Livia Turco, ex titolare della Solidarietà sociale, ora alla presidenza della Fondazione “Nilde Iotti” e da poco pure coordinatrice del gruppo “Interventi sociali e politiche per la non autosufficienza” del ministero del Lavoro, non vuol sentire parlare di quote rosa per il Colle. «Per carità, la questione è politica. – dice – Mi aspetto che un segretario di partito la consegni all’attenzione di tutti con responsabilità e consapevolezza. I tempi sono “ultramaturi” e le donne non hanno bisogno di concessioni di sorta. Si tratta dell’affermazione di una qualità dell’agire politico e il riconoscimento costituirebbe un segnale importante in una fase così delicata e complessa per la vita del Paese. Ci sono tantissime donne in grado di rivestire il ruolo. A condizione che non ci si riduca a farne i nomi per alimentare i giochi del momento».

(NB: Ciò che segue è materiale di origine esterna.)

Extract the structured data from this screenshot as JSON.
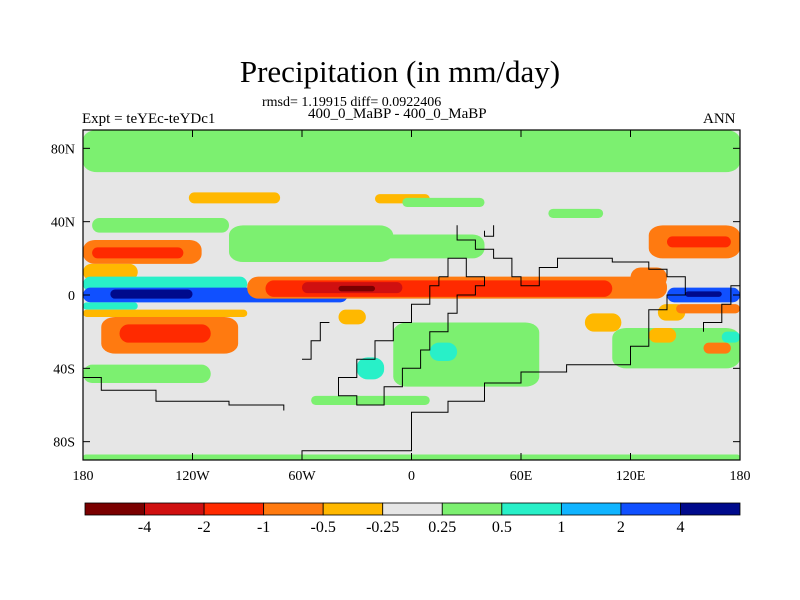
{
  "header": {
    "title": "Precipitation (in mm/day)",
    "stats": "rmsd= 1.19915 diff= 0.0922406",
    "subtitle": "400_0_MaBP - 400_0_MaBP",
    "experiment": "Expt = teYEc-teYDc1",
    "season": "ANN"
  },
  "chart_data": {
    "type": "heatmap",
    "title": "Precipitation (in mm/day)",
    "variable": "precipitation difference",
    "units": "mm/day",
    "xlim": [
      -180,
      180
    ],
    "ylim": [
      -90,
      90
    ],
    "x_ticks": [
      {
        "value": -180,
        "label": "180"
      },
      {
        "value": -120,
        "label": "120W"
      },
      {
        "value": -60,
        "label": "60W"
      },
      {
        "value": 0,
        "label": "0"
      },
      {
        "value": 60,
        "label": "60E"
      },
      {
        "value": 120,
        "label": "120E"
      },
      {
        "value": 180,
        "label": "180"
      }
    ],
    "y_ticks": [
      {
        "value": 80,
        "label": "80N"
      },
      {
        "value": 40,
        "label": "40N"
      },
      {
        "value": 0,
        "label": "0"
      },
      {
        "value": -40,
        "label": "40S"
      },
      {
        "value": -80,
        "label": "80S"
      }
    ],
    "colorbar": {
      "colors": [
        "#7a0000",
        "#d01010",
        "#ff2a00",
        "#ff7a10",
        "#ffb800",
        "#e6e6e6",
        "#7cf070",
        "#28f0c8",
        "#10b4ff",
        "#1050ff",
        "#000a8c"
      ],
      "labels": [
        "-4",
        "-2",
        "-1",
        "-0.5",
        "-0.25",
        "0.25",
        "0.5",
        "1",
        "2",
        "4"
      ]
    },
    "background_level": 5,
    "regions": [
      {
        "level": 6,
        "lon": [
          -180,
          180
        ],
        "lat": [
          67,
          90
        ]
      },
      {
        "level": 6,
        "lon": [
          -180,
          180
        ],
        "lat": [
          -90,
          -87
        ]
      },
      {
        "level": 4,
        "lon": [
          -122,
          -72
        ],
        "lat": [
          50,
          56
        ]
      },
      {
        "level": 4,
        "lon": [
          -20,
          10
        ],
        "lat": [
          50,
          55
        ]
      },
      {
        "level": 6,
        "lon": [
          -5,
          40
        ],
        "lat": [
          48,
          53
        ]
      },
      {
        "level": 6,
        "lon": [
          75,
          105
        ],
        "lat": [
          42,
          47
        ]
      },
      {
        "level": 6,
        "lon": [
          -175,
          -100
        ],
        "lat": [
          34,
          42
        ]
      },
      {
        "level": 6,
        "lon": [
          -100,
          -10
        ],
        "lat": [
          18,
          38
        ]
      },
      {
        "level": 6,
        "lon": [
          -40,
          40
        ],
        "lat": [
          20,
          33
        ]
      },
      {
        "level": 6,
        "lon": [
          -10,
          70
        ],
        "lat": [
          -50,
          -15
        ]
      },
      {
        "level": 6,
        "lon": [
          -180,
          -110
        ],
        "lat": [
          -48,
          -38
        ]
      },
      {
        "level": 6,
        "lon": [
          -55,
          10
        ],
        "lat": [
          -60,
          -55
        ]
      },
      {
        "level": 6,
        "lon": [
          110,
          180
        ],
        "lat": [
          -40,
          -18
        ]
      },
      {
        "level": 3,
        "lon": [
          -180,
          -115
        ],
        "lat": [
          17,
          30
        ]
      },
      {
        "level": 2,
        "lon": [
          -175,
          -125
        ],
        "lat": [
          20,
          26
        ]
      },
      {
        "level": 4,
        "lon": [
          -180,
          -150
        ],
        "lat": [
          8,
          17
        ]
      },
      {
        "level": 7,
        "lon": [
          -180,
          -90
        ],
        "lat": [
          2,
          10
        ]
      },
      {
        "level": 9,
        "lon": [
          -180,
          -35
        ],
        "lat": [
          -4,
          4
        ]
      },
      {
        "level": 10,
        "lon": [
          -165,
          -120
        ],
        "lat": [
          -2,
          3
        ]
      },
      {
        "level": 7,
        "lon": [
          -180,
          -150
        ],
        "lat": [
          -8,
          -4
        ]
      },
      {
        "level": 4,
        "lon": [
          -180,
          -90
        ],
        "lat": [
          -12,
          -8
        ]
      },
      {
        "level": 3,
        "lon": [
          -170,
          -95
        ],
        "lat": [
          -32,
          -12
        ]
      },
      {
        "level": 2,
        "lon": [
          -160,
          -110
        ],
        "lat": [
          -26,
          -16
        ]
      },
      {
        "level": 3,
        "lon": [
          -90,
          140
        ],
        "lat": [
          -2,
          10
        ]
      },
      {
        "level": 2,
        "lon": [
          -80,
          110
        ],
        "lat": [
          -1,
          8
        ]
      },
      {
        "level": 1,
        "lon": [
          -60,
          -5
        ],
        "lat": [
          1,
          7
        ]
      },
      {
        "level": 0,
        "lon": [
          -40,
          -20
        ],
        "lat": [
          2,
          5
        ]
      },
      {
        "level": 4,
        "lon": [
          -40,
          -25
        ],
        "lat": [
          -16,
          -8
        ]
      },
      {
        "level": 4,
        "lon": [
          95,
          115
        ],
        "lat": [
          -20,
          -10
        ]
      },
      {
        "level": 4,
        "lon": [
          130,
          145
        ],
        "lat": [
          -26,
          -18
        ]
      },
      {
        "level": 7,
        "lon": [
          -30,
          -15
        ],
        "lat": [
          -46,
          -34
        ]
      },
      {
        "level": 7,
        "lon": [
          10,
          25
        ],
        "lat": [
          -36,
          -26
        ]
      },
      {
        "level": 3,
        "lon": [
          130,
          180
        ],
        "lat": [
          20,
          38
        ]
      },
      {
        "level": 2,
        "lon": [
          140,
          175
        ],
        "lat": [
          26,
          32
        ]
      },
      {
        "level": 3,
        "lon": [
          120,
          140
        ],
        "lat": [
          4,
          15
        ]
      },
      {
        "level": 9,
        "lon": [
          140,
          180
        ],
        "lat": [
          -4,
          4
        ]
      },
      {
        "level": 10,
        "lon": [
          150,
          170
        ],
        "lat": [
          -1,
          2
        ]
      },
      {
        "level": 4,
        "lon": [
          135,
          150
        ],
        "lat": [
          -14,
          -5
        ]
      },
      {
        "level": 3,
        "lon": [
          145,
          180
        ],
        "lat": [
          -10,
          -5
        ]
      },
      {
        "level": 7,
        "lon": [
          170,
          180
        ],
        "lat": [
          -26,
          -20
        ]
      },
      {
        "level": 3,
        "lon": [
          160,
          175
        ],
        "lat": [
          -32,
          -26
        ]
      }
    ],
    "coastlines": [
      [
        [
          -60,
          -95
        ],
        [
          -60,
          -85
        ],
        [
          0,
          -85
        ],
        [
          0,
          -64
        ],
        [
          20,
          -64
        ],
        [
          20,
          -58
        ],
        [
          40,
          -58
        ],
        [
          40,
          -48
        ],
        [
          60,
          -48
        ],
        [
          60,
          -42
        ],
        [
          85,
          -42
        ],
        [
          85,
          -38
        ],
        [
          120,
          -38
        ],
        [
          120,
          -28
        ],
        [
          130,
          -28
        ],
        [
          130,
          -8
        ],
        [
          140,
          -8
        ],
        [
          140,
          0
        ],
        [
          150,
          0
        ],
        [
          150,
          2
        ]
      ],
      [
        [
          15,
          10
        ],
        [
          15,
          5
        ],
        [
          10,
          5
        ],
        [
          10,
          -5
        ],
        [
          0,
          -5
        ],
        [
          0,
          -15
        ],
        [
          -10,
          -15
        ],
        [
          -10,
          -25
        ],
        [
          -20,
          -25
        ],
        [
          -20,
          -35
        ],
        [
          -30,
          -35
        ],
        [
          -30,
          -45
        ],
        [
          -40,
          -45
        ],
        [
          -40,
          -55
        ],
        [
          -30,
          -55
        ],
        [
          -30,
          -60
        ],
        [
          -15,
          -60
        ],
        [
          -15,
          -50
        ],
        [
          -5,
          -50
        ],
        [
          -5,
          -40
        ],
        [
          5,
          -40
        ],
        [
          5,
          -30
        ],
        [
          10,
          -30
        ],
        [
          10,
          -20
        ],
        [
          20,
          -20
        ],
        [
          20,
          -10
        ],
        [
          25,
          -10
        ],
        [
          25,
          0
        ],
        [
          35,
          0
        ],
        [
          35,
          5
        ],
        [
          40,
          5
        ],
        [
          40,
          10
        ],
        [
          30,
          10
        ],
        [
          30,
          20
        ],
        [
          20,
          20
        ],
        [
          20,
          10
        ],
        [
          15,
          10
        ]
      ],
      [
        [
          25,
          38
        ],
        [
          25,
          30
        ],
        [
          35,
          30
        ],
        [
          35,
          25
        ],
        [
          45,
          25
        ],
        [
          45,
          20
        ],
        [
          55,
          20
        ],
        [
          55,
          10
        ],
        [
          60,
          10
        ],
        [
          60,
          5
        ],
        [
          70,
          5
        ],
        [
          70,
          15
        ],
        [
          80,
          15
        ],
        [
          80,
          20
        ],
        [
          110,
          20
        ],
        [
          110,
          18
        ],
        [
          130,
          18
        ],
        [
          130,
          14
        ],
        [
          140,
          14
        ],
        [
          140,
          10
        ],
        [
          150,
          10
        ],
        [
          150,
          2
        ]
      ],
      [
        [
          -180,
          -45
        ],
        [
          -170,
          -45
        ],
        [
          -170,
          -52
        ],
        [
          -140,
          -52
        ],
        [
          -140,
          -58
        ],
        [
          -100,
          -58
        ],
        [
          -100,
          -60
        ],
        [
          -70,
          -60
        ],
        [
          -70,
          -63
        ]
      ],
      [
        [
          160,
          -20
        ],
        [
          160,
          -15
        ],
        [
          170,
          -15
        ],
        [
          170,
          -5
        ],
        [
          175,
          -5
        ],
        [
          175,
          5
        ],
        [
          180,
          5
        ]
      ],
      [
        [
          40,
          35
        ],
        [
          40,
          32
        ],
        [
          45,
          32
        ],
        [
          45,
          38
        ]
      ],
      [
        [
          -60,
          -35
        ],
        [
          -55,
          -35
        ],
        [
          -55,
          -25
        ],
        [
          -50,
          -25
        ],
        [
          -50,
          -15
        ],
        [
          -45,
          -15
        ]
      ]
    ]
  }
}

Oggi la rosa ricorrente vede quelli di Marta Cartabia, attuale ministro della Giustizia, di Paola Severino e Annamaria Tarantola, personalità del mondo dell’accademia e delle professioni che hanno mostrato collaudata capacità nel governo, in Bankitalia e nella Rai, di Elisabetta Belloni, la prima donna a guidare il Dipartimento delle informazioni per la sicurezza alla Farnesina e a essere capo dell’agenzia di coordinamento dei servizi segreti italiani. Oppure, rimanendo nel campo politico, di Maria Elisabetta Casellati e Letizia Moratti. La prospettiva sembra ancora da verificare, in attesa di essere prossimi alla prima convocazione del 19-20 gennaio. Del resto, le scelte definitive si compiono a urne aperte. Il rischio è quello del tritacarne, della giostra delle supposizioni da cui cadono poi tutte. L’elenco delle donne su cui in passato si era condensata l’attenzione, per venire alla resa dei conti irrimediabilmente bocciate, è fittissimo. Oltre a Rosa Russo Iervolino ed Emma Bonino, vi compaiono Anna Finocchiaro ed Elsa Fornero, Livia Pomodoro, Anna Maria Cancellieri e Giulia Bongiorno. Perché al di là delle buone e belle intenzioni, è difficile non dare ragione a Livia Turco la quale, ricordando nello scorso gennaio il centenario della nascita di Nilde Iotti, avvertiva che «la politica, specialmente quella italiana, è molto arretrata rispetto ad altri Paesi europei e dell’America». Il titolo del convegno era: «Il maschilismo è ovunque».